- My Story
As some of you may already know, our beautiful baby boy, Finley, was born with a life-threatening defect called a Congenital Diaphragmatic Hernia. Chances are, you have never heard of it. We hadn’t either, until our 20 week scan. Like any expecting Mum, I felt slightly apprehensive as the scan started, but felt myself start to relax as a little heart appeared pumping away on screen, and the sonographer talked us through other various parts of the body. She then asked us to go for a walk in an attempt to get the baby to move, as she couldn’t quite see all angles of the heart. We didn’t think too much of it and happily wandered around with hot chocolates. When we returned, the scan resumed. After a few minutes, the sonographer very gently explained that she could see that our baby’s stomach was in the chest cavity, and his heart appeared to be shifted over to the right, which was why she could not see the correct angles in the initial scan. The only explanation for this was that our baby’s diaphragm had not formed correctly, allowing the stomach to deviate up. Despite being told this, I naively remember thinking a hernia didn’t sound too major, but the look on the sonographer’s face said otherwise. Is it serious? I asked her. I’ll never forget the pitiful look on her face when she answered ‘Yes Claire, it’s very serious.’ It quite literally felt like the world had stopped spinning.
We hadn’t even left the hospital before I started the usual dreaded Google search. All sorts of terrifying and confusing information came up, but very quickly we found CDH UK. We couldn’t see through the tears or breathe through the fear of what we had ahead of us. Our worst case scenario was that our baby wouldn’t survive more than minutes after birth, our best case was that our baby’s lungs were strong enough to be supported, a major operation and months in hospital. Our little baby had a 50% chance of survival, and we had no idea of what side of the coin fate would land on until after he was born. The only thing that got us through the rest of the pregnancy was hope. I never truly understood the strength of that emotion until after our diagnosis.

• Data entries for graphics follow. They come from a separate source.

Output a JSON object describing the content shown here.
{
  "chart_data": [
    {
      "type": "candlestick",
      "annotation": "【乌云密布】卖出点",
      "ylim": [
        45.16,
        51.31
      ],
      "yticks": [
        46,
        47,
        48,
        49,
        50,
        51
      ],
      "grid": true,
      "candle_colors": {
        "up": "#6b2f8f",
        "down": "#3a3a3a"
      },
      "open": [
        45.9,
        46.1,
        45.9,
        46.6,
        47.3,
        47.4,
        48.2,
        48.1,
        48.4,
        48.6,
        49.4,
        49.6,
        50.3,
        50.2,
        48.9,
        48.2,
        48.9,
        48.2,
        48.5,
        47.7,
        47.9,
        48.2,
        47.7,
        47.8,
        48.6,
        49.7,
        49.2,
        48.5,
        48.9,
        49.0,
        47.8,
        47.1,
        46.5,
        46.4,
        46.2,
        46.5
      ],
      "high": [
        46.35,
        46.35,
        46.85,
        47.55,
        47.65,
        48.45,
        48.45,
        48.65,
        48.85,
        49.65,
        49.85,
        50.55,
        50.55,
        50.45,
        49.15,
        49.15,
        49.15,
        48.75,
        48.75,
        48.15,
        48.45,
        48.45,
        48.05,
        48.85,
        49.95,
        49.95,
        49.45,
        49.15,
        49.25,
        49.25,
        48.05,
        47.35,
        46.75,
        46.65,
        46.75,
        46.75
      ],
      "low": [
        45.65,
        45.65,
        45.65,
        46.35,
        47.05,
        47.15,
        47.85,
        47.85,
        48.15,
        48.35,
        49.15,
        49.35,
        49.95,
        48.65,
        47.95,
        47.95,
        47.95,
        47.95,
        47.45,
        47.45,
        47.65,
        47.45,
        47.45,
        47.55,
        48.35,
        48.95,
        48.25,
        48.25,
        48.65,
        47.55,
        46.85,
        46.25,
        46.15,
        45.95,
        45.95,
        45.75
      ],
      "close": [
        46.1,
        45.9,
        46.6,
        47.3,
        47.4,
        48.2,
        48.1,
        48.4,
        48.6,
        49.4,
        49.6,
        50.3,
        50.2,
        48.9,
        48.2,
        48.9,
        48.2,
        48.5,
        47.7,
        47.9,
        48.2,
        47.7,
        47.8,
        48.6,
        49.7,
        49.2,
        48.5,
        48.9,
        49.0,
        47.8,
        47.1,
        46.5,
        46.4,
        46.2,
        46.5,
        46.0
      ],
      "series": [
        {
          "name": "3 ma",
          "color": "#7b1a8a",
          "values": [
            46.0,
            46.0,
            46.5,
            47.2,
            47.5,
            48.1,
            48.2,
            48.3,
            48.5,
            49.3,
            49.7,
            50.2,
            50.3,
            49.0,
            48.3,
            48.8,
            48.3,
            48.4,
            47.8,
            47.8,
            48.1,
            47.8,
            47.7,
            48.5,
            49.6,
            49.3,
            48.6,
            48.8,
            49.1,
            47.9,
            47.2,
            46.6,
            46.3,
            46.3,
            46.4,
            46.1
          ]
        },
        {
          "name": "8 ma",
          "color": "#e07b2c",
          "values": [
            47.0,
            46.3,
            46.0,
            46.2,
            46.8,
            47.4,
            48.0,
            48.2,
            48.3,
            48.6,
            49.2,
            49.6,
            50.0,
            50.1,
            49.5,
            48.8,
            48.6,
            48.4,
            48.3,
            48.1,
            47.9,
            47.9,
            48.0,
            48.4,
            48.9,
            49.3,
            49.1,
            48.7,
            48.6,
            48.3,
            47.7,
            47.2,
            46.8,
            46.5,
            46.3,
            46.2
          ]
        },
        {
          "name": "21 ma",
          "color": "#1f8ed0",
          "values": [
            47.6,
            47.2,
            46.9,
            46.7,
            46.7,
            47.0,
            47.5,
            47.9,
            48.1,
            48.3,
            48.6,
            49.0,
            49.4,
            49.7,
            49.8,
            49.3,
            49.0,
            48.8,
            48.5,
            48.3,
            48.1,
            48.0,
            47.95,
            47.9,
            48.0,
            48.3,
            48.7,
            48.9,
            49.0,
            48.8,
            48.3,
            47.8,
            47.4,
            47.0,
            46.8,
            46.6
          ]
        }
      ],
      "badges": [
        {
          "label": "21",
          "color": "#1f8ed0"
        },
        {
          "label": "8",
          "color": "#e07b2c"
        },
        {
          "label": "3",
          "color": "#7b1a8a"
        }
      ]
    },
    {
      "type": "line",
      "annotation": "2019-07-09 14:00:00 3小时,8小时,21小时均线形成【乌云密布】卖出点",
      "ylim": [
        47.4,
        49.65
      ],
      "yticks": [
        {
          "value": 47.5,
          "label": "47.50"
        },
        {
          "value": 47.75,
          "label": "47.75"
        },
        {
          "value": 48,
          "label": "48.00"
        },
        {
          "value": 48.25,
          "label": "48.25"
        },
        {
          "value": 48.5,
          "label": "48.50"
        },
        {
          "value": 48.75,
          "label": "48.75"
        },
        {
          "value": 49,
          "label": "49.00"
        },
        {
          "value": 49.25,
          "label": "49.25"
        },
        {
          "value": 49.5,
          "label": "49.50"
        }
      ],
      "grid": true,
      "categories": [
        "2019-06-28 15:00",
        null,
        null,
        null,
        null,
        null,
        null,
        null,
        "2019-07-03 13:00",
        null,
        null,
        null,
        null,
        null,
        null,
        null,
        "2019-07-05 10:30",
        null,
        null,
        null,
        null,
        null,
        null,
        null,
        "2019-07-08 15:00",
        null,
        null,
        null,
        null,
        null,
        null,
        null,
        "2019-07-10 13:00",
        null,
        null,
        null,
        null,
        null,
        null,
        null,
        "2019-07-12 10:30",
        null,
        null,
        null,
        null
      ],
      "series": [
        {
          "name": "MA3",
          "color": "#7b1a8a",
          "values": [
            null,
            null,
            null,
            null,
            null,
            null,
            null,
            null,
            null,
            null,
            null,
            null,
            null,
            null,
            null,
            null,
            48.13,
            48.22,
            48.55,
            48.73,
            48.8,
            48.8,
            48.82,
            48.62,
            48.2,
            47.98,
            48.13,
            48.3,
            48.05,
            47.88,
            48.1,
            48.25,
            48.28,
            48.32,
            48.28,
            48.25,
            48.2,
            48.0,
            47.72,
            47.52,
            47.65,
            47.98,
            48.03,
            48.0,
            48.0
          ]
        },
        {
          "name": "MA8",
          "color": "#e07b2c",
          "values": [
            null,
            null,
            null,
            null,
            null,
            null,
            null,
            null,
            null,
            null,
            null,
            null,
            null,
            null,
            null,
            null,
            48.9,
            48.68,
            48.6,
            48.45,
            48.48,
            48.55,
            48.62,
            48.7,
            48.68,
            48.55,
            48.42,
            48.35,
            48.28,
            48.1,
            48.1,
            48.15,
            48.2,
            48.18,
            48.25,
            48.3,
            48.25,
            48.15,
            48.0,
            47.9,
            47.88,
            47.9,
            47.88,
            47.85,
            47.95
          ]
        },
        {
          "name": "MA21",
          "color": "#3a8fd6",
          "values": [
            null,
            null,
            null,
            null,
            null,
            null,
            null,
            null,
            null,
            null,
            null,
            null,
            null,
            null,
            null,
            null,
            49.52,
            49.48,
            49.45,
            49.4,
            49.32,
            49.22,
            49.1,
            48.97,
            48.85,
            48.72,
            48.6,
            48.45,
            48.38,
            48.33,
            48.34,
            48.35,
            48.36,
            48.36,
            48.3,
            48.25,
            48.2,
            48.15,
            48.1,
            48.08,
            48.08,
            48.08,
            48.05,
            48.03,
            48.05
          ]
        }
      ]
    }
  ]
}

Fast forward to today, and I can’t even type the words ‘we were one of the lucky ones’ without tears. Our little boy fought with all his might from the minute he was born. We took him home after just 41 days in hospital. He is amazing and we thank our lucky stars every day.
It breaks my heart when I hear of other expectant parents getting a CDH diagnosis. It’s such a scary and cruel condition. Part of the fear is the unknown. It occurs in approx. 1 in every 2500 births, yet there is so little knowledge of it, even my midwife didn’t know what it was. That felt so scary to me. It’s so important that there is better awareness and funding for CDH. CDH UK is a fantastic charity providing factual and supportive information. They helped me throughout my pregnancy, and continue to offer support and advice when needed.
So to show our support, Finn*, my lovely best friend Lowri and I are taking part in jog 4 June. 26 miles to raise awareness and as much money as we possibly can for this very worthy charity.
Any donation will be so appreciated, nothing is too little!
I know we are all inundated with charity requests daily, so a big thanks in advance to anyone that donates. Love team Finn x
*Finn will of course be pushed around in the comfort of his pram. But I’m sure he will be offering us babbles of encouragement the whole time!